I used a search engine to find authors similar to Hermann Hesse, and found Albert Camus, also a Nobel Literature Laureate. He is one of the most prominent write in existential philosophy, absurdism in particular. The Myth of Sisyphus is a philosophy book, it was dry to read a lot of the times, but it was sobering when he pointed out that most people spent their lives doing repeated work, and rarely do they realize the absurdity of it. He argues that life does not have a purpose inherently, only we try to assign it ourselves.

A Happy Death and The Stranger are 2 novels. They are very similar, because A Happy Death was his first book, written in his 20s, but he never published it in his lifetime. A lot of scenes from The Stranger was borrowed, but much more well written in my opinion.

The Sorrows of Young Werther by Goethe

This is a short and bittersweet romantic tragedy. I really liked it, and I have since bought a whole collection of Goethe to read in 2021. This book is a semi-autobiography of Goethe himself, like Werther, he also fell in love with a married lady, but thankfully he did not commit suicide like Werther. Werther style suicide was later mimicked by many, and the book was banned for some years in Europe because the government because of this.

Flash Boys by Michael Lewis

This book was randomly recommended to me on Amazon. It was such an engaging read that I finished it in a week. Similar to “Bad Blood” that I read last year, the authors closely follows a scientific and societal phenomenon and writes about it comprehensively. Flash Boys writes about the rise of frequency trading on the Wall Street. Despite not knowing anything about trading whatsoever, I thoroughly enjoyed this book and understood everything. The author was really good at explaining financial concepts, and I recommend it to anyone who wants to learn about financial market / trading.

Man’s Search for Meaning by Victor Frankl

This book is on every list of “10 (or 100) must read books in your life”, and after reading it, I can see why. The first half of the book, the author describes his experience at a Nazi concentration camp, it was so shocking to read about all the terrible things that he endured. It was even more chilling when I noticed parallels in the psychology of concentration campers and me going through the pandemic. I will have to write a separate blog post about it when I have time. In the second half of the book, the author discusses his theory of using meaning of life as an approach for psychotherapy. This is the complete opposite of what Albert Camus promotes. I found this book profoundly inspirational.

The Story of My Life by Giacomo Casanova

This is the autobiography of the one and only Casanova, and it was so fun to read. while he has a reputation for being a womanizer, and 1/3 of the book describes his romantic encounters, he is actually a very accomplished scholar and diplomat. This is such a gem in European literature.
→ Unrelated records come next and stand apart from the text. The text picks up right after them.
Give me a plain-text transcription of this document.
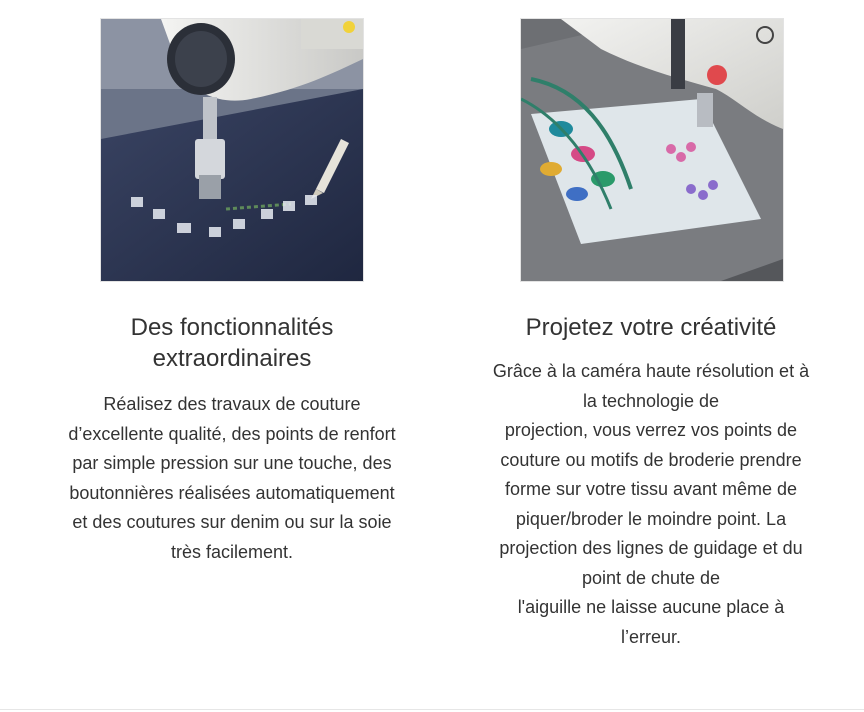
Des fonctionnalités
extraordinaires

Réalisez des travaux de couture
d’excellente qualité, des points de renfort
par simple pression sur une touche, des
boutonnières réalisées automatiquement
et des coutures sur denim ou sur la soie
très facilement.

Projetez votre créativité

Grâce à la caméra haute résolution et à
la technologie de
projection, vous verrez vos points de
couture ou motifs de broderie prendre
forme sur votre tissu avant même de
piquer/broder le moindre point. La
projection des lignes de guidage et du
point de chute de
l'aiguille ne laisse aucune place à
l’erreur.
Chemistry, a Novel by Weike Wang

This book was recommended to me by a friend. The author was a PhD student, and in the novel she describes her life in the lab, her struggle with imposter syndrome, and her identity crisis. She immigrated from China to the States when she was 5, and I went through the same thing but at age 15. I found much of the material relatable. It is such a page turner that I finished the book in 2-3 days.

1984 by George Orwell

This is another one of the “must read” books, and one of the more profound books on this list. A totalitarian dystopia was craftily described, and much of the book chilled me to the bones. The first half was so depressing that I had to put down the book at times to get away from it and remind myself that it is only a novel. Reading about a dystopia is definitely a good way to feel better about living in one. I don’t want to spoil it for people who haven’t read it so I won’t go into the plot much. But it was a very thought-provoking read for me.

Brave New World by Aldous Huxley

Riding on the high of reading 1984, I read Brave New World next, which is supposed to be similar to 1984. But I was disappointed. While there are similarities, Brave New World does not go into nearly the depth of 1984, and made me feel like it was missing something. I feel like if I had read it first, I would’ve enjoyed it more. But reading it after 1984 and hoping it would be as fascinating was not a good way to approach it.